You might think that "The Souvenir," British director Joanna Hogg's new film, is something remarkable judging from the response it received at Sundance earlier this year. The critics went gaga over this intimate account of a 20-something film student and her destructive relationship with an older man. "Masterful," "heartbreaking," "moving" are the way the film is being described in reviews on Rotten Tomatoes, where it currently is at 92%. Why, then, did the film leave me so cold?

Despite the standout central performance by Honor Swinton Byrne, Hogg's story (taken from her own experiences decades ago) is a lifeless sludge that would qualify as satire if it didn't take itself so seriously. Byrne plays Julie, Hogg's alter-ego, who lives in fancy London digs while attending film school. (The time is the 1980s.) Julie is making a film about a boy growing up in poverty in a Northern port city — an experience far removed from her posh lifestyle, a fact pointed out by her instructors when she describes her film to them. She is painfully earnest, so much so that it easy to understand when she falls for a man a bit older and seemingly more worldly than she is. Anthony reeks of public school privilege; not so much possessing charm but anti-charm.

They're curious together, displaying so little physical passion that it took some time to realize that they're even a couple. He clearly controls her in uncomfortable ways, soon moving into her flat and hitting Julie up for pocket money. The reason for this is hinted at by his friends at a dinner party: Anthony is a heroin addict; and before she knows it, Julie is in a relationship that is out-of-control.

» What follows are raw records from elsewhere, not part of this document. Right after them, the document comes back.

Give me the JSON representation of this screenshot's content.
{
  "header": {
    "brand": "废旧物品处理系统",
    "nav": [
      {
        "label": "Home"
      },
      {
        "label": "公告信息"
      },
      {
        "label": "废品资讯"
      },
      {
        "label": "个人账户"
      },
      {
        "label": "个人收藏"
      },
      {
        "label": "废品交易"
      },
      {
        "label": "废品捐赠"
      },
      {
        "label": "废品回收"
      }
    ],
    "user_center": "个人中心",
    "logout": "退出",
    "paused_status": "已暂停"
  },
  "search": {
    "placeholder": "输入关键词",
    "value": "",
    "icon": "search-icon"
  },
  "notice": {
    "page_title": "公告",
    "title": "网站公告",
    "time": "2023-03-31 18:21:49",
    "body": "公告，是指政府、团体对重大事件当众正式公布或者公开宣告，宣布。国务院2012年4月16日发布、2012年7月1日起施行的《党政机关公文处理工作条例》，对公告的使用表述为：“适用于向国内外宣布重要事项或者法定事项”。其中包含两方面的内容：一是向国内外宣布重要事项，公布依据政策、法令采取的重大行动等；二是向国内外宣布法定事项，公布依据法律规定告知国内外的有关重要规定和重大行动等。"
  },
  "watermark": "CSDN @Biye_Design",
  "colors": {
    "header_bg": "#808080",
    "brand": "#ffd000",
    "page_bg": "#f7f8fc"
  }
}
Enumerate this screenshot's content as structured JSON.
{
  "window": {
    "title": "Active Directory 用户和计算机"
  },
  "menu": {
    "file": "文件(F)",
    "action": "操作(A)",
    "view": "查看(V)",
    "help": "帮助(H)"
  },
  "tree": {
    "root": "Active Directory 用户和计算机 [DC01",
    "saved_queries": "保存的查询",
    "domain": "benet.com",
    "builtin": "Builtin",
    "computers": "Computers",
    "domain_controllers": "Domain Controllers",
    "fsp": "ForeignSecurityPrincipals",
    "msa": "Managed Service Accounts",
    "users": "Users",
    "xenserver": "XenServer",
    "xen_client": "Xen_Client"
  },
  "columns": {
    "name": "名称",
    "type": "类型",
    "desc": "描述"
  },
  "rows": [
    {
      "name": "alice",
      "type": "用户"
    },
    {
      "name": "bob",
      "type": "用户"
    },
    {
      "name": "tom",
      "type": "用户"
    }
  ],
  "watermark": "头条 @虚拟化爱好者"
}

Hogg has a keen observational style; almost painfully so. Characters converse with their backs towards the audience, scenes transpire on mirrors, and the characters speak in a quiet monotone. Not that what they are saying is particularly interesting. The dialogue is banal, everyday conversation; and the narrative itself told in such a muted, almost fragmentary way that it is drained of any drama. The pair live in such a hermetic world that I thought what the film needed was the sassy gay friend (or at least someone) who would set Julie straight in her relationship.

Some no doubt find Hogg's unique visual style alluring, but her arty mumblecore approach irritates in its overt artiness. Julie's voiceover narrations are accompanied with a visual of trees in the countryside; lovely, as is David Raedeker cinematography throughout; but it is there for no discernible reason for these touches (or at least they escaped me). As did the meaning of the title, alluding to a painting by Fragonard that Anthony takes Julie to see early in the film.

The chief reason for sitting through the film is Honor Swinton Byrne, a young actress whose intuitive skills are on display throughout. As a young woman attempting to navigate a relationship slipping over the edge, she does so with such sincerity that it is hard not to be touched by it on some level. But after the film's tedious dynamic becomes apparent, Julie (and her plight) becomes tiresome. Today such a story would be fodder for a reality television show.

Hogg shrewdly casts Tilda Swinton (Honor's mom) to play her fictional mother, and the older Swinton is, characteristically, a great presence; first appearing, with a kerchief over her head that makes her look like those pictures of a dressed-down Queen Elizabeth; but she really has little to do in the few scenes she appears in. Even more problematic is Tom Burke, who plays Anthony. He most convincingly plays a bully, but there's so little else to his performance that it leaves you wondering just why Julie becomes so enamored of him. Exploring the peculiar nature of attraction could be the point, but it — and the film — eluded me.